Ajeng coba mempercayai ucapan itu, dia bahkan mengelus puncak kepala Sean dengan penuh kasih sayang.
Semenjak 2 tahun ini sejak perpisahan kedua orang tuanya, Sean mengaku Jika dia tidak pernah bertemu dengan sang ibu.
Papa Reza dan semua keluarga seolah memang sengaja memisahkan mereka berdua.
Ajeng turut bersedih tentang hal itu, apalagi anak seusia Sean pasti membutuhkan lebih banyak kasih sayang dari sang ibu.
Dan setelah menempuh perjalanan beberapa menit akhirnya mereka tiba di salah satu gedung apartemen terbesar di kota Jakarta. Sean membayar taksi itu menggunakan uang tunai yang ada di dalam tasnya.
Uang yang dia punya lebih banyak daripada yang ada di dalam dompet milik Ajeng.
Semalam Sean dan sang mama pun sudah terhubung dalam sambungan telepon, diam-diam bocah genius itu menghubungi mamanya melalui telepon rumah.

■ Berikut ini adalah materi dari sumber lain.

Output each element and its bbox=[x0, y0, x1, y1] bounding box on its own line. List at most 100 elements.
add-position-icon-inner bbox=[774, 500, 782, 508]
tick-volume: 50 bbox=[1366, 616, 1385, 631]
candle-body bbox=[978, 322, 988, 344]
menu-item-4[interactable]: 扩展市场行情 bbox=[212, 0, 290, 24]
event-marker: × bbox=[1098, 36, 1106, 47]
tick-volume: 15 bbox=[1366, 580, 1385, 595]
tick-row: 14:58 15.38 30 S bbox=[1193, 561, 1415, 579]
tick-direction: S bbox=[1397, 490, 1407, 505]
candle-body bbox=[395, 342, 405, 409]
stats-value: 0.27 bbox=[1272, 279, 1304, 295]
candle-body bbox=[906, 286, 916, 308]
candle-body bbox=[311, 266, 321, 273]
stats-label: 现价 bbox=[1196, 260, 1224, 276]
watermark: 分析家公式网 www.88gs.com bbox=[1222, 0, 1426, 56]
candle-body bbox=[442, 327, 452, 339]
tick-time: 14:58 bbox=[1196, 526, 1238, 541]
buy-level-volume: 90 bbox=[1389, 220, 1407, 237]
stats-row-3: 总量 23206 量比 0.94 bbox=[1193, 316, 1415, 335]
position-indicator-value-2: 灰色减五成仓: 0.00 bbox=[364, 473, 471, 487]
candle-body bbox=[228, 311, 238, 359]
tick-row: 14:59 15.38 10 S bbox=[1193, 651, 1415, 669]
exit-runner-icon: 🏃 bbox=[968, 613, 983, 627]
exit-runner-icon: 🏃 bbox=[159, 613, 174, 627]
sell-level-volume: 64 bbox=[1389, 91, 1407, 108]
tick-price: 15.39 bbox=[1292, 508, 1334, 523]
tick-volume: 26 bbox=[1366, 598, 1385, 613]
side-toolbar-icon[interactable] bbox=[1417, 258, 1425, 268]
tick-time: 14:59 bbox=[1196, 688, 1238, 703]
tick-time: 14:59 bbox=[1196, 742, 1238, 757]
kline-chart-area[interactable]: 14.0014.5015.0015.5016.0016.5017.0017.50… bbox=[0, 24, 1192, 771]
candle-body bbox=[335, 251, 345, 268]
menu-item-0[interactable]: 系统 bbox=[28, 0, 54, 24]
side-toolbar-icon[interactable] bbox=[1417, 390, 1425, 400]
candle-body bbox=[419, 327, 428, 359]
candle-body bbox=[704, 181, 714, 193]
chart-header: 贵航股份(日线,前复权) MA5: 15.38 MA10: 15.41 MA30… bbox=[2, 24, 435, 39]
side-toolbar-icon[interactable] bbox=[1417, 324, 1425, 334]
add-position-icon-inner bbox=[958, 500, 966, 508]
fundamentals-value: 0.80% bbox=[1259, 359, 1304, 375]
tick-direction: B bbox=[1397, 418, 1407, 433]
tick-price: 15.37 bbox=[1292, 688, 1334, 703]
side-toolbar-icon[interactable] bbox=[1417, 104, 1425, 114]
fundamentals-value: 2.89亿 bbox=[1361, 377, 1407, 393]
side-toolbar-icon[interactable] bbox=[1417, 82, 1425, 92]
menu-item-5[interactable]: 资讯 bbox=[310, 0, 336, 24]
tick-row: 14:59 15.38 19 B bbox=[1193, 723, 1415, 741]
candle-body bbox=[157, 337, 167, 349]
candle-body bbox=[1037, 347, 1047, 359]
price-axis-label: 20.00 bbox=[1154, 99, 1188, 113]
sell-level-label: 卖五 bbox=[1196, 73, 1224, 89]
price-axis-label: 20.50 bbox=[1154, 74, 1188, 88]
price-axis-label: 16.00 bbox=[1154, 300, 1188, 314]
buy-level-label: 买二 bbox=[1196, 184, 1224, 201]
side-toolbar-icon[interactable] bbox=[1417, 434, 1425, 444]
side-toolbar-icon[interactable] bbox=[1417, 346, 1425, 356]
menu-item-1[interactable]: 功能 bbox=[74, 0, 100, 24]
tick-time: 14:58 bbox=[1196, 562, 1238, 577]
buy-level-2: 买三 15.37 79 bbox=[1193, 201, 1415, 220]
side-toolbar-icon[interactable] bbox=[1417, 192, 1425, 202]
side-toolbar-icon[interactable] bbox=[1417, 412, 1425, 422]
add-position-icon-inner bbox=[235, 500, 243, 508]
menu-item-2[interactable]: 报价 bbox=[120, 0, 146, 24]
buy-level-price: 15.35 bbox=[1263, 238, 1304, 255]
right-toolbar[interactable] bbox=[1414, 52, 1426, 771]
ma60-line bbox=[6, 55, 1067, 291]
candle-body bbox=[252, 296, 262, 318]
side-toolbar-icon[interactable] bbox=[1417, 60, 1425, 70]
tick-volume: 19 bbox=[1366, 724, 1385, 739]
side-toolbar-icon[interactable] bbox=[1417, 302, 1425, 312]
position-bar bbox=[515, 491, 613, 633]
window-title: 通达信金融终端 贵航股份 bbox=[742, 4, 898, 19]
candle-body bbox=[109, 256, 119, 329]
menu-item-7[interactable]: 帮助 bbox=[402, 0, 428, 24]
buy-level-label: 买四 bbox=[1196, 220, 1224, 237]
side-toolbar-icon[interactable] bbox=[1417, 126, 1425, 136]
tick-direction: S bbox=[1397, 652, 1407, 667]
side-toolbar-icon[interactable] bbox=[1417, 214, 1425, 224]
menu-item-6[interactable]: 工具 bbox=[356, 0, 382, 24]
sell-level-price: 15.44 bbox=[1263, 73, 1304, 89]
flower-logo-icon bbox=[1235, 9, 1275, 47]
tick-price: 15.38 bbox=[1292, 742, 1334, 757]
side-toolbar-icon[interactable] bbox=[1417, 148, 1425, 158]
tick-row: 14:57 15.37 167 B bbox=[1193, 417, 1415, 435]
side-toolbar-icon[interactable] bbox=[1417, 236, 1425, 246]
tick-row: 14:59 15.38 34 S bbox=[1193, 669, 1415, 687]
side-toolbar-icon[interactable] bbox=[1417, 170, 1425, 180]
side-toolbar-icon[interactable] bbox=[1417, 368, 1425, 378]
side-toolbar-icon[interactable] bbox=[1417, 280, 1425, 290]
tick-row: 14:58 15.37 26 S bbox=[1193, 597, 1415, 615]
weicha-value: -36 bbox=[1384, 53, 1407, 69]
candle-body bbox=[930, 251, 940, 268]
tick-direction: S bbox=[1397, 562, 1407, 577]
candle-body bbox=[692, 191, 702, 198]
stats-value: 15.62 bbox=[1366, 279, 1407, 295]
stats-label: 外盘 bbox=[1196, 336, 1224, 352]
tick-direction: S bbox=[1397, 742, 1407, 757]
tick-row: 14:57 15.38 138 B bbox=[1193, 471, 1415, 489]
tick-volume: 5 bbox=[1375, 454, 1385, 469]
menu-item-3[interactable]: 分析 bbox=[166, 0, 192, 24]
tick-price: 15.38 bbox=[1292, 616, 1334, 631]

Sementara nomor Mamanya sendiri bisa dia dapatkan dengan mudah melalui laptop miliknya, jejaring internet membuatnya mudah mendapatkan semua informasi.
Terlebih mama Mona bukanlah orang biasa, dia adalah seorang desainer ternama. Semua karyanya dikenakan oleh para artis dan kalangan atas di kota ini. Setiap hari butiknya pun tak pernah sepi dari pengunjung, bahkan sudah ada tiga cabang.
Sean terus menggandeng mbak Ajeng saat mereka masuk ke dalam apartemen itu. Penjaga keamanan pun langsung menghentikan mereka berdua.
Dan disinilah peran Ajeng digunakan oleh Sean.
"Aku dan kakak ku mau menemui mama, kami sudah membuat janji temu."
"Siapa nama mu Nak?"
"Sean Aditama."
"Anda?" tanya penjaga itu pada Ajeng.
Namun Ajeng begitu gugup untuk menjawab.
"Ajeng," Sean yang menjawab.
"Boleh tunjukkan kartu identitasnya?"
Ajeng mengangguk cepat, dengan buru-buru mengambil kartu tanda penduduknya di dalam tas.
Petugas itu melihat beberapa saat, lalu mempersilahkan keduanya masuk.
Ajeng tercengang, semakin dia masuk ke dalam apartemen ini semakin indah dia lihat, bangunan megah dengan langit-langit yang begitu tinggi.
Sean menarik Ajeng untuk masuk ke dalam lift.
"Mbak, tekan tombol 5, unit apartemen mama ada di lantai itu."
"Baik!" jawab Ajeng, diantara gugup dan antusias. Bersama Sean dia malah seperti sedang jalan-jalan.
Tiba di unit apartemen 5001, Sean meminta Ajeng untuk menekan Bell.
Tak tak butuh waktu lama, pintu itu pun terbuka ...
Monalisa berdiri disana dengan kedua mata yang berbinar, rindu luar biasa pada sang anak ...
"Sean," panggil Mona dia langsung berjongkok dan merentangkan kedua tangannya lebar, sementara Sean pun langsung berlari memeluk sang ibu.
"Mama!" pekik Sean dengan suara tertahan.
Seperti itu saja sudah berhasil membuat Ajeng menangis.
Ya, tak apa jika akhirnya dia akan dimarah, tapi yang jelas sekarang Sean bertemu dengan ibunya.